Je ne suis pas un grand amateur d’exercices à la maison (même si je comprends leur importance), tout simplement parce que le patient n’a aucun contrôle sur le positionnement initial, et dans l’exécution, il est donc facile que même avec de la bonne volonté, il confond les exercices à la maison et en fait aggraver les symptômes de la cruralgie.
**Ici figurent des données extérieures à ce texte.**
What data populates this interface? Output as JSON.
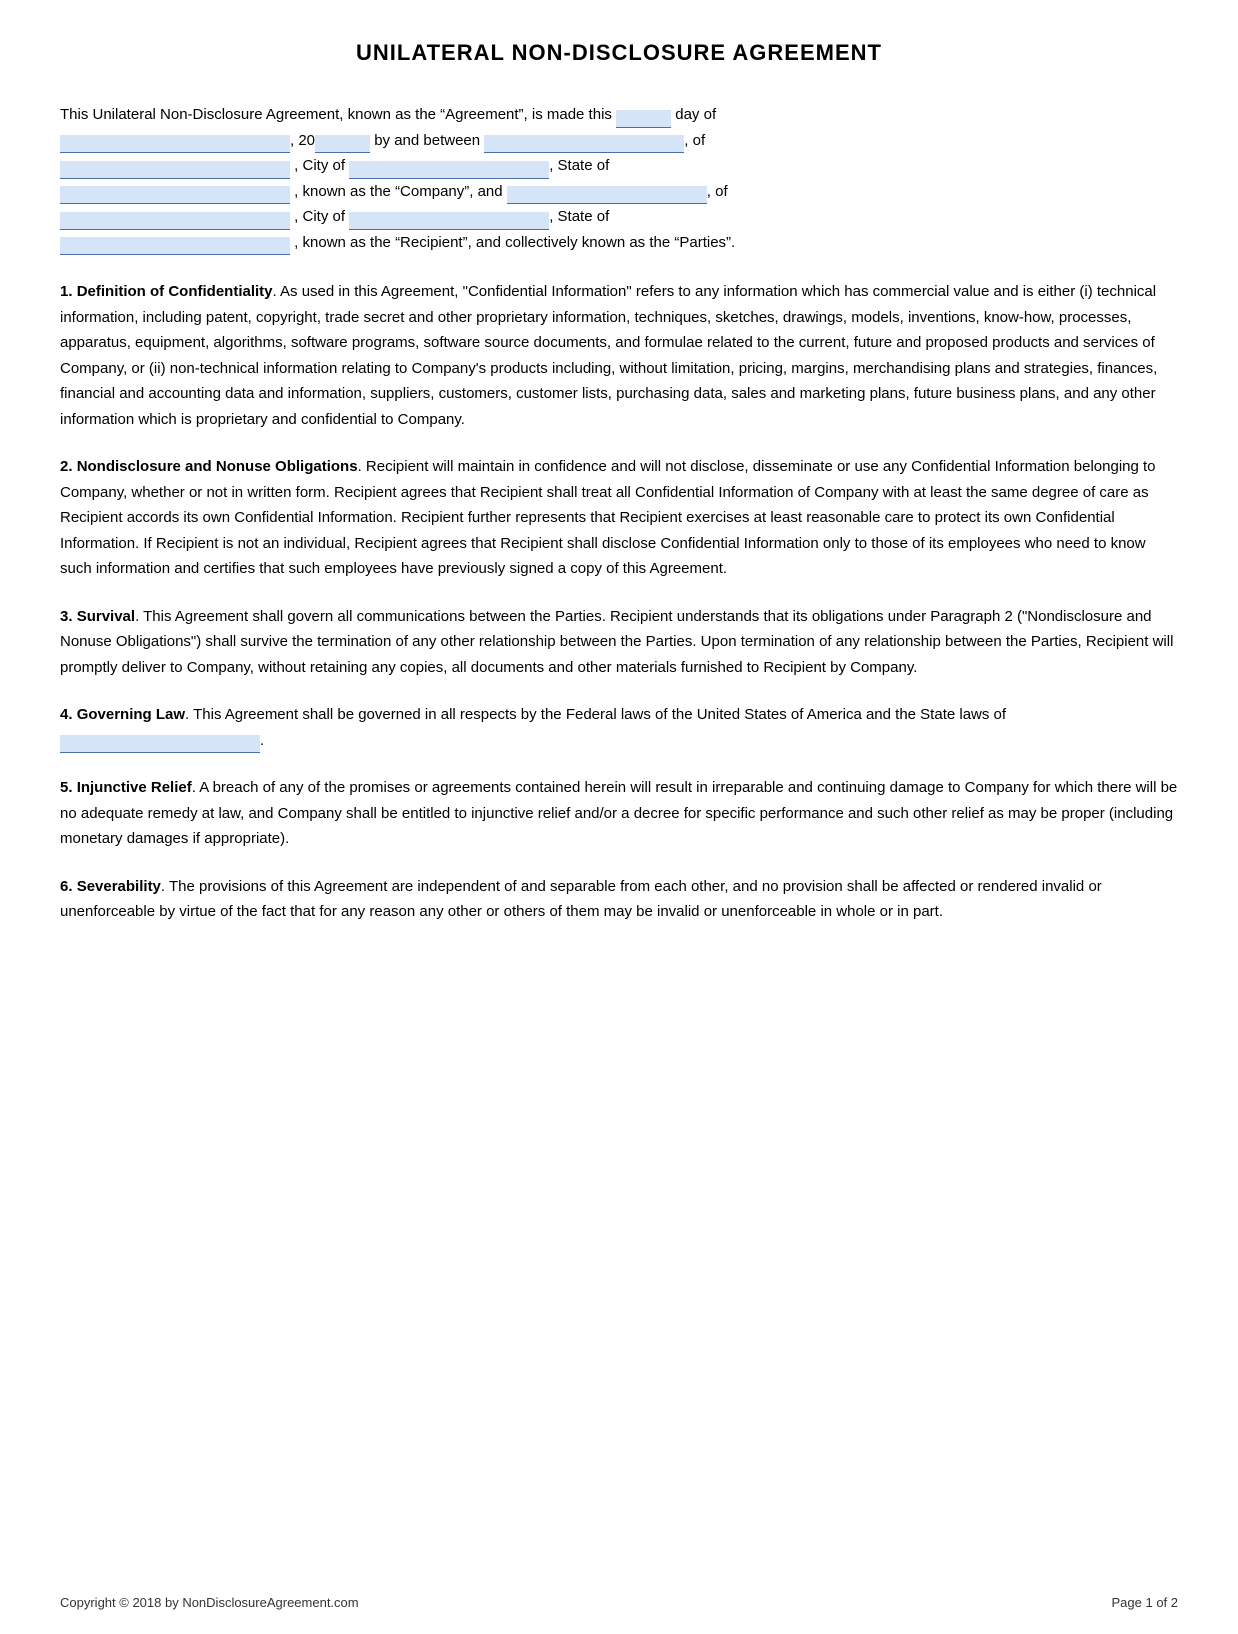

Cependant, il y en a qui sont assez simples :

  1. Ramenez les genoux vers la poitrine : la présence d’un tapis est requise et le patient est amené à s’allonger sur le sol. Il commence par demander dans un premier temps de fléchir les genoux et d’appuyer le rachis lombaire au sol. La respiration est associée à une prise d’air par le nez et une expiration par la bouche. Au début, vous alternerez la flexion des genoux vers la poitrine, et après quelques séries, il vous sera demandé de fléchir les deux au niveau de la poitrine. Cet exercice est très bon pour étirer les muscles du bas du dos et ouvrir l’espace intervertébral et favoriser l’entraînement par pression sur la racine nerveuse.
  2. Un autre exercice vise à étirer les ischio-jambiers, ce qui a inévitablement des répercussions sur l’étirement de la chaîne postérieure. Dans cette vidéo, il étire une jambe à la fois, mais une fois qu’il a atteint un degré suffisant, il peut être exécuté avec des mouvements bilatéraux
  3. Je trouve particulièrement utile et valable d’utiliser le Foam roller pour soulager les tensions fasciales tant au niveau des jambes que surtout au niveau du rachis lombaire. Pour ceux qui ne connaissent pas le rouleau en mousse, nous parlons d’un outil relativement peu coûteux qui permet d’effectuer des exercices pour mobiliser la bande. Vous pouvez acheter le rouleau en mousse ici :
  4. Ce modèle est intéressant car il comprend à la fois la version de base lisse et la version avec des parties caoutchouteuses en évidence, qui massent davantage.

Conclusion

La lumbocruralgie est clairement une pathologie qui a une large marge d’amélioration, mais un diagnostic correct et une approche directe sont essentiels. La participation du patient aux exercices à domicile est d’une grande aide dans la guérison complète du trouble et un travail synergique offrira la véritable guérison.